For as long as I can remember I have always been a doer, someone who needs to stay busy and doesn’t stay content for very long. Strength? I’m not sure, but I know it has made me much more reflective of how the last twenty-five years of my life have gone. What do I want? What do I love— and how can I make it last? Blogging is my newest passion project, and although I quite literally couldn’t fit more on my plate, it’s time I do something to pour into my own cup. Writing has always scared me, because I have never been particularly good at it. My private school college professors made that very clear with those scores on the top of my essays with red pen splattered all over the pages. Private school was NOT for me, can you tell? This blog is something I feel comfortable doing, as its not formal, and I could care less if the punctuation is in the correct spot. Plus, I love that my grandma can keep up with my life a bit more since she isn’t on the socials.

For those that are new, or don’t know this nice mug- I’m Rylie Carmichael, about to be Madsen. I make confectionary goods for a living and I’m twenty five years young. I just finished my 5th year coaching high school golf at my alma-mater and am in LPGA school working toward my teaching certification and Class-A Membership. If you need a golf lesson, I’m your girl. Honestly, I talk about what I do/have done in the last few years and I sound like a pathological liar, lol. None of it makes sense… Anyway, my fiancé, Owen, and I just bought our first house a few years ago and I have had the most fun making it a home. AND we are getting married in June 2024– yes it’s about to be the best DIY wedding you’ve ever seen.

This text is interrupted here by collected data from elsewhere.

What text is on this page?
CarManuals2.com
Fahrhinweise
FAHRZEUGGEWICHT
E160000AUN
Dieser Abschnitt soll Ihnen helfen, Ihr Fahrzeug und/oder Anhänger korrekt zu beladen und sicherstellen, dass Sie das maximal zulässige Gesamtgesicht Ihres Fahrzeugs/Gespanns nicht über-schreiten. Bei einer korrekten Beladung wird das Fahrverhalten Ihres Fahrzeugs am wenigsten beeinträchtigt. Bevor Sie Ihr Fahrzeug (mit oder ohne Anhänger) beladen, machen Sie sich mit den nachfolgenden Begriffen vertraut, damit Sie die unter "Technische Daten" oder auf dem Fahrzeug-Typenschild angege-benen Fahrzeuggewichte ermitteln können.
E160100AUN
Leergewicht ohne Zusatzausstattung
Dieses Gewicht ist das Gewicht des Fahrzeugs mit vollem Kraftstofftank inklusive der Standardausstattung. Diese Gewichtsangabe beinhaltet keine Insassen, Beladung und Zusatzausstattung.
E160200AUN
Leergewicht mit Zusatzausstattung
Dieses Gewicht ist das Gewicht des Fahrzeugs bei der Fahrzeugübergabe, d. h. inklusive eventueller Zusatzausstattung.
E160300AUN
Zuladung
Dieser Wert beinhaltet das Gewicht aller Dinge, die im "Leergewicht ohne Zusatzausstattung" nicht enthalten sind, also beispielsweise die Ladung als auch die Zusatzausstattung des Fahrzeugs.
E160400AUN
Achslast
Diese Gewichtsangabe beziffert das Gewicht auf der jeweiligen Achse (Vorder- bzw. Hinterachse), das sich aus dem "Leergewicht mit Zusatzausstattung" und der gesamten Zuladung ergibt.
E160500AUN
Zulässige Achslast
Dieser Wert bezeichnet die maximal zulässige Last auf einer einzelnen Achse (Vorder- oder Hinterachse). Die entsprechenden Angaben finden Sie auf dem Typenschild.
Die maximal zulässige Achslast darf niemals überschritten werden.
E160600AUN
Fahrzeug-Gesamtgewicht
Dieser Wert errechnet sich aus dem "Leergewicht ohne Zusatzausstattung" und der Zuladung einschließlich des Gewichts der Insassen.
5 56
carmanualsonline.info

We’ve been engaged for five seconds, but why wait another year when we’ve been together for 4.5 years now. Plus we don’t like gambling with time and health for our family members, it couldn’t make more sense for us to get er done.

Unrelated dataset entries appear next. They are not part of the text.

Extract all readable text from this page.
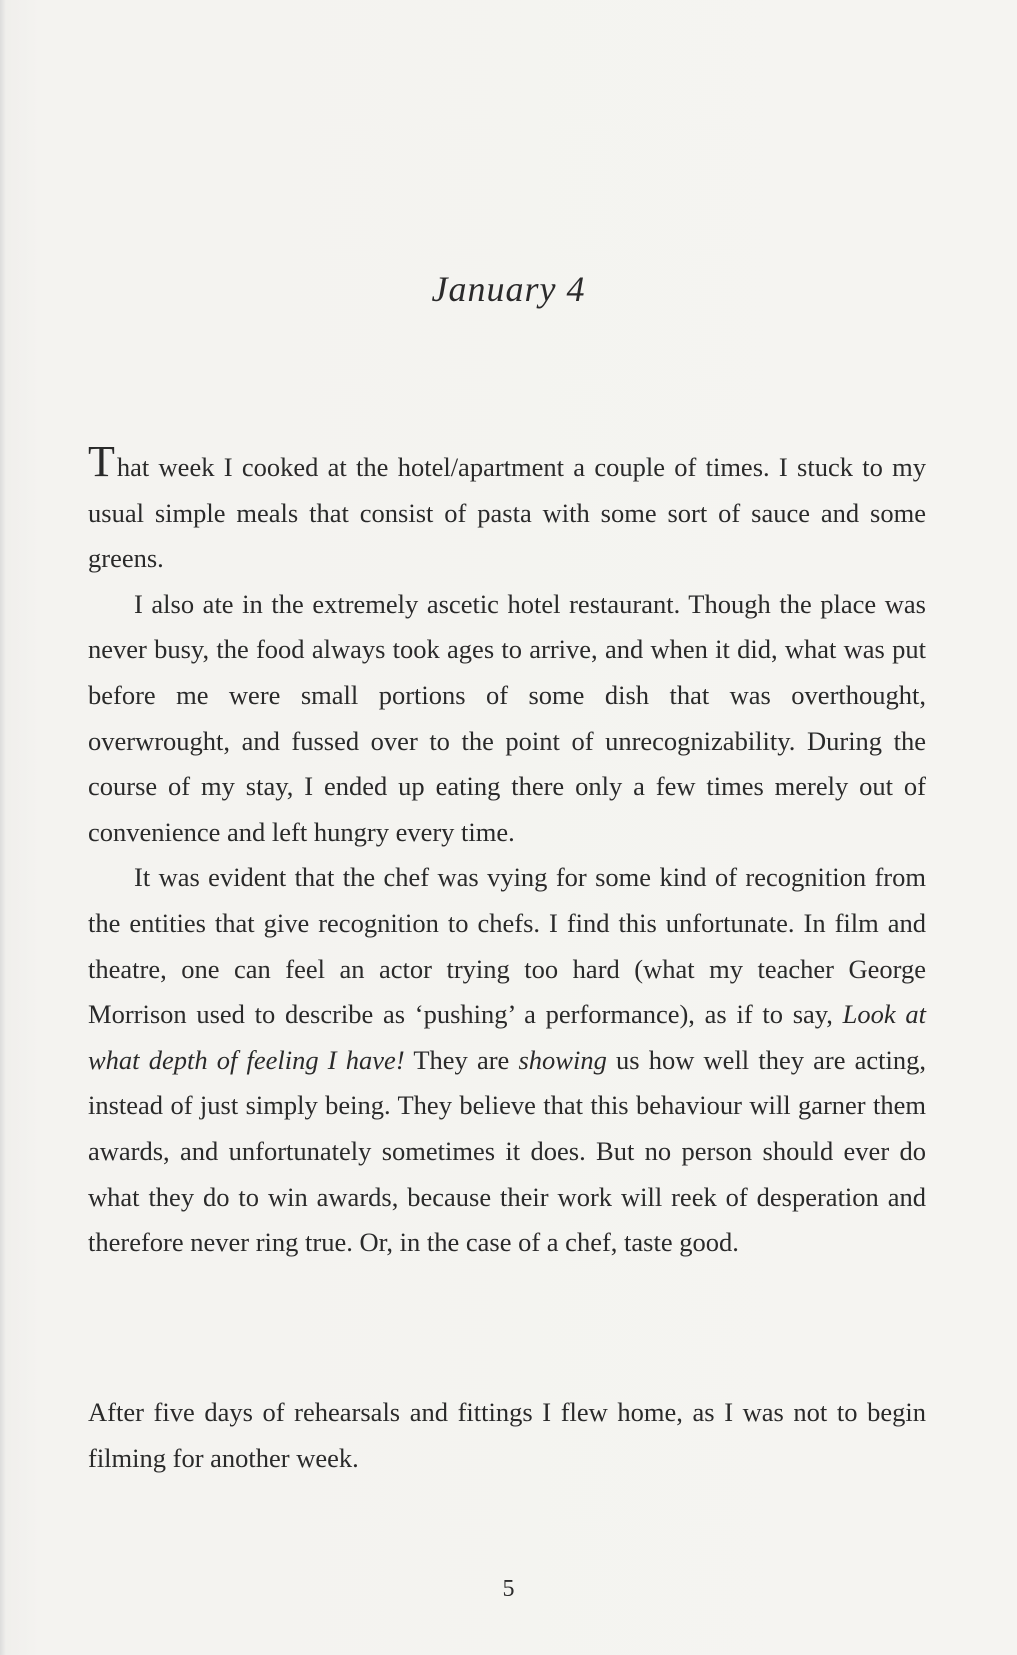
January 4

That week I cooked at the hotel/apartment a couple of times. I stuck to my usual simple meals that consist of pasta with some sort of sauce and some greens.

I also ate in the extremely ascetic hotel restaurant. Though the place was never busy, the food always took ages to arrive, and when it did, what was put before me were small portions of some dish that was overthought, overwrought, and fussed over to the point of unrecognizability. During the course of my stay, I ended up eating there only a few times merely out of convenience and left hungry every time.

It was evident that the chef was vying for some kind of recognition from the entities that give recognition to chefs. I find this unfortunate. In film and theatre, one can feel an actor trying too hard (what my teacher George Morrison used to describe as ‘pushing’ a performance), as if to say, Look at what depth of feeling I have! They are showing us how well they are acting, instead of just simply being. They believe that this behaviour will garner them awards, and unfortunately sometimes it does. But no person should ever do what they do to win awards, because their work will reek of desperation and therefore never ring true. Or, in the case of a chef, taste good.

After five days of rehearsals and fittings I flew home, as I was not to begin filming for another week.

5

Anyway, I have a huge passion for interior designing/decorating, cooking and baking, and anything crafty. From the time I was six, my styles changed frequently within my bedroom. Thankfully, I had a saint of a mother, who also loved to play around with interior decorating. My childhood bedroom was painted over five times in eight years, from lime green to purple- and don’t you dare forget about the hot pink and black with zebra accents. Chill, I was fourteen and that was the style back then. I won’t even talk about my Justin Bieber obsession in the sixth grade, where an entire wall was covered in pictures of the dreamy pop star. I swear it was NOT a phase mom— Justin Era’s Tour? I will sell all my belongings for a front row ticket. Looking back, I also re-arranged my room every 6th business day I swear. I can’t believe my 10-year-old-self was moving furniture that weighed three times my weight, it was then I knew I never needed a man to help me with anything, lol. In all seriousness, there is a common theme of needing change, whether that be in your space or life. Change is good, change helps you grow. However, try to change up plans or big life events- game over for my severe anxiety. It’s funny how that works, it can feel like you need some sort of small change to keep things interesting and allow you to be engaged, just baby steps please.

This begins my latest chapter of talking about my life like it’s somehow more interesting than any of yours. I think I have the most average life from the outside looking in. My parents are still together, thirty and thriving. My fiancé and I have a home, two dirty lickers (our labs), and two long haired kitties. White picket fence type of stuff, but it sure isn’t perfect. For as long as I could remember, I wanted the stuff fairytales were made of, a real life Nicholas Sparks movie. What’s that called? Delusional. Nothing will ever be perfect in any aspect of your life, there will always be some turbulence. Turbulence will not cause your plane to crash though. I hope you’re catching onto all of my life metaphors by now. When I think about my new life plans and relationships I picture a plane in the sky, pressure is good-turbulence every once in a while is nothing out of the ordinary. If there are problems, the plane isn’t just going to fall out of the sky, readjust and adapt- land that baby safely if need be. Am I sounding like your crazy relative yet? Well, these things keep me grounded. I am an end of the world girly, any heart break or inconvenience used to be the END OF THE WORLD. Maturity and a bit of reflection has helped this immensely, so if you’re also an end of the world pal- remind yourself that it’ll all be okay, I promise your plane won’t just fall out of the sky.

Well? What now? Look forward to posts every Wednesday and Friday I guess, talk to you later.